Ada dua hal yang bisa diamankan dari sertifikasi, yaitu ANKT dan legalitas wilayah perkebunan yang boleh dikelola. Semua ini adalah bagian dari payung tata kelola sawit berkelanjutan.
Status wilayah ini merujuk pada data Kementerian Lingkungan Hidup dan Kehutanan (2022), bahwa terdapat 3,3 juta hektare kebun sawit di dalam kawasan hutan, dan tidak berizin. Kebun-kebun ini dikuasai perusahaan maupun pekebun kecil.
Di sisi lain, terdapat kawasan hutan yang masih dalam kondisi baik di areal penggunaan lain yang telah memperoleh izin legal perkebunan sawit.
Pada saat ini pemerintah berusaha menyelesaikan status perkebunan di dalam kawasan hutan ini melalui mekanisme dalam UU No. 6 Tahun 2023 tentang Penetapan Peraturan Pemerintah Pengganti Undang-Undang Nomor 2 Tahun 2022 tentang Cipta Kerja menjadi Undang-Undang, dengan mekanisme penyelesaian keterlanjuran (Lihat Pasal 110A dan 110B), yang mana aturan ini kemudian dioperasionalisasikan melalui PP No. 43 Tahun 2021 tentang Penyelesaian Ketidaksesuaian Tata Ruang, Kawasan Hutan, Izin, dan/atau Hak Atas Tanah.
Aturan tersebut mengatur sanksi administratif bagi ketelanjuran pekebun yang membuka lahan di kawasan hutan hingga batas waktu 2 November 2023.
KLHK akan memutihkan para pekebun yang mendaftarkan lahannya sebelum tanggal tersebut. Mekanismenya untuk pekebun rakyat bisa dengan skema perhutanan sosial, tanah obyek reforma agraria, dan mekanisme agraria lainnya.

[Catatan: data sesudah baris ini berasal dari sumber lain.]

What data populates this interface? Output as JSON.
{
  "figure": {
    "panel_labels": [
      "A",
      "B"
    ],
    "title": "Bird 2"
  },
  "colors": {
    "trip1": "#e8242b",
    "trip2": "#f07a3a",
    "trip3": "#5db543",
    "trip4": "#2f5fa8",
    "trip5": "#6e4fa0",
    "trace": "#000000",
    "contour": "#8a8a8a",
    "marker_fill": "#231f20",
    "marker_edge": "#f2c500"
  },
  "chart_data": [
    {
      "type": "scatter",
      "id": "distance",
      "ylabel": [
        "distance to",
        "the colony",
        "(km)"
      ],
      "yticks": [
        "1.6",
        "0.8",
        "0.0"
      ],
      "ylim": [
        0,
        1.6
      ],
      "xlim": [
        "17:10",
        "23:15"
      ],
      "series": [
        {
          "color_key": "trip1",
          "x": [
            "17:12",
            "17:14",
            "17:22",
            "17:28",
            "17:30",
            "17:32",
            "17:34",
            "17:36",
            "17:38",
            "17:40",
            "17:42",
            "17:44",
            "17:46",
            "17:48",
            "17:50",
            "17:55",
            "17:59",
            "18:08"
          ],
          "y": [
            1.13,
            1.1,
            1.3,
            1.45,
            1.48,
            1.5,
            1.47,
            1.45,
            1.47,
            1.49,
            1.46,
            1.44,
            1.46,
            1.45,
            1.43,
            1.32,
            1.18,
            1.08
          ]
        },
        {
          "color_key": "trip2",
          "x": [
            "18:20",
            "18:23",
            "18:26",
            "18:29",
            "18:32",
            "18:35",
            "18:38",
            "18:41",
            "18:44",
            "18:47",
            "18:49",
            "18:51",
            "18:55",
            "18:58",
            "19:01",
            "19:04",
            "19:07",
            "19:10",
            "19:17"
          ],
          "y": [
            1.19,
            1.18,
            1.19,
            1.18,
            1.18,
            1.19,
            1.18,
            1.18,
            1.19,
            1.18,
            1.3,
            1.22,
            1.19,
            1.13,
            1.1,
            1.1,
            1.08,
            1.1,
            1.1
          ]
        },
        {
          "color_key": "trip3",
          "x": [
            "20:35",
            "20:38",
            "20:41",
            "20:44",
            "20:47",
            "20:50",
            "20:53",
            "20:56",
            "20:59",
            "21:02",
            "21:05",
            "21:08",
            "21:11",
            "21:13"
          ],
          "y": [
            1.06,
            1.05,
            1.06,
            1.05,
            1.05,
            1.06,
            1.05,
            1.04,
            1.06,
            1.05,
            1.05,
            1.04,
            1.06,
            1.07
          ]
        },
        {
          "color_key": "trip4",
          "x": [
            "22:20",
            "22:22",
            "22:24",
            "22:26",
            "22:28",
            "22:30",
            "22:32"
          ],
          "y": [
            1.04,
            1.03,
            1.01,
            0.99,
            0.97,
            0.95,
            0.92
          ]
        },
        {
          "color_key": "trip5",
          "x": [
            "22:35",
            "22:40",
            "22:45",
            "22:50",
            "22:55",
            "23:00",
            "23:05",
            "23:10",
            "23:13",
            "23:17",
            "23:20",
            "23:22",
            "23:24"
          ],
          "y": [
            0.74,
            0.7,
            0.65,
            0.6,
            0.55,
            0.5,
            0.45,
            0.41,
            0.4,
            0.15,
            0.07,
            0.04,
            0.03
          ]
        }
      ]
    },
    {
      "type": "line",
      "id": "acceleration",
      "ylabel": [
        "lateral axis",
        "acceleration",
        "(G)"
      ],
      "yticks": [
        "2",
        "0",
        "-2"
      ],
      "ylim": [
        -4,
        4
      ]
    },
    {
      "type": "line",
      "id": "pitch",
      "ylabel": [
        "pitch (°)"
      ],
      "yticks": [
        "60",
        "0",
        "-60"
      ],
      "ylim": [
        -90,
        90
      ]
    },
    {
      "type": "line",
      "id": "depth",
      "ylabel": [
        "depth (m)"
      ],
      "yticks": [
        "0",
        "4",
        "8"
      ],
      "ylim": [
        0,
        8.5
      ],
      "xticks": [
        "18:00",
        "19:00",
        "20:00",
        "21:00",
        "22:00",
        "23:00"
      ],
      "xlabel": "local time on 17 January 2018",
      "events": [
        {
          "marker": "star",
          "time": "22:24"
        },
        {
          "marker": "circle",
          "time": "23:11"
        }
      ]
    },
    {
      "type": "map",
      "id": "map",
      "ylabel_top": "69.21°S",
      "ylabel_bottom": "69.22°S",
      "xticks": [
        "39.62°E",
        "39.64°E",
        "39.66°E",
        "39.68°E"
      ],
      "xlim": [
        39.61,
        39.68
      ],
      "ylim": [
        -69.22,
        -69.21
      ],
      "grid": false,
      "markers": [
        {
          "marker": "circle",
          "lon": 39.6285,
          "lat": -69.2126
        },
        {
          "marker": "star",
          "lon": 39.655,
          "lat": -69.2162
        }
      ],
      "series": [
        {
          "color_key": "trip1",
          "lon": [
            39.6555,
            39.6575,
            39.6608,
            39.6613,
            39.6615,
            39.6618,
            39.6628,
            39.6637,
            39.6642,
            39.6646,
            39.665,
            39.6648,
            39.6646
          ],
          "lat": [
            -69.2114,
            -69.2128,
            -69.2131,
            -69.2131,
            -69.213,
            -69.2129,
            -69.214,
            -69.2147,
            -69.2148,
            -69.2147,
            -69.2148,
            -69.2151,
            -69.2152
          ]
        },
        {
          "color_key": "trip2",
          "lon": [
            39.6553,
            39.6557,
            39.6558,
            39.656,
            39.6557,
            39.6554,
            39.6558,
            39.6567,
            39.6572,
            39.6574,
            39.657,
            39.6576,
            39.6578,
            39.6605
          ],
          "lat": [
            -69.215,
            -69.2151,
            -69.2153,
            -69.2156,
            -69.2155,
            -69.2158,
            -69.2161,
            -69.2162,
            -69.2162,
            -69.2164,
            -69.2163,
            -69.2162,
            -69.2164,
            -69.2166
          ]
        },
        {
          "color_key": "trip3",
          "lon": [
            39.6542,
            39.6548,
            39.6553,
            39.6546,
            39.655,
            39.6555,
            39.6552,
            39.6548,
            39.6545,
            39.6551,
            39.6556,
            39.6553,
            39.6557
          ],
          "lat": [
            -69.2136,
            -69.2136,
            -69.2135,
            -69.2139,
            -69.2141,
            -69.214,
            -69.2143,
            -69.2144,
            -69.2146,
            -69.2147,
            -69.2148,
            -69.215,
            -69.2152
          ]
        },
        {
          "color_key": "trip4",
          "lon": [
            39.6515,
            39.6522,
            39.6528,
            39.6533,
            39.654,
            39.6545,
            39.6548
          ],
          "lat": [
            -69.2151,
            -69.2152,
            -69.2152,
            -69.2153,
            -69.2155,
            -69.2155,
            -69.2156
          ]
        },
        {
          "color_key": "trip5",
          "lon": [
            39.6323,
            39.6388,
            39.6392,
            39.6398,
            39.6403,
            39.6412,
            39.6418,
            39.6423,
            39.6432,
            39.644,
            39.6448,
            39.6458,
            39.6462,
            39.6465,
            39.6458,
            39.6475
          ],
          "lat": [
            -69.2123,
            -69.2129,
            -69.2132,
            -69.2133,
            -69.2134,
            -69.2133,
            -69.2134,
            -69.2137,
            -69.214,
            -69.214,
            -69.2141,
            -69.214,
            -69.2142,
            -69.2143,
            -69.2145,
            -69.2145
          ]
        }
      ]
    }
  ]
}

Namun per 3 November, diestimasi baru 1,6 juta hektare yang terinventarisasi dalam basis data KLHK. Berarti masih separuh lahan yang belum tercatat kementerian dan perlu dipikirkan statusnya kemudian.
Kalimantan Timur sudah mewajibkan setiap perusahaan kelapa sawit yang akan beroperasi harus melakukan identifikasi ANKT.
Ketentuan tersebut termaktub dalam Peraturan Gubernur Nomor 43 tahun 2021 tentang Pengelolaan Area dengan Nilai Konservasi Tinggi di Area Perkebunan (Pasal 12, 14 dan 31).
Beleid tersebut memperkuat aturan penyusunan ANKT yang sudah ada pada Peraturan Daerah Provinsi Kalimantan Timur Nomor 7 tahun 2018 tentang Perkebunan Berkelanjutan (Pasal 57 ayat 2).
Upaya penyelamatan lain yang bisa dilakukan adalah dengan menetapkan peta indikatif ANKT.
Dampak pelbagai aturan tersebut, kini provinsi ini sudah mengamankan kawasan konservasi penting.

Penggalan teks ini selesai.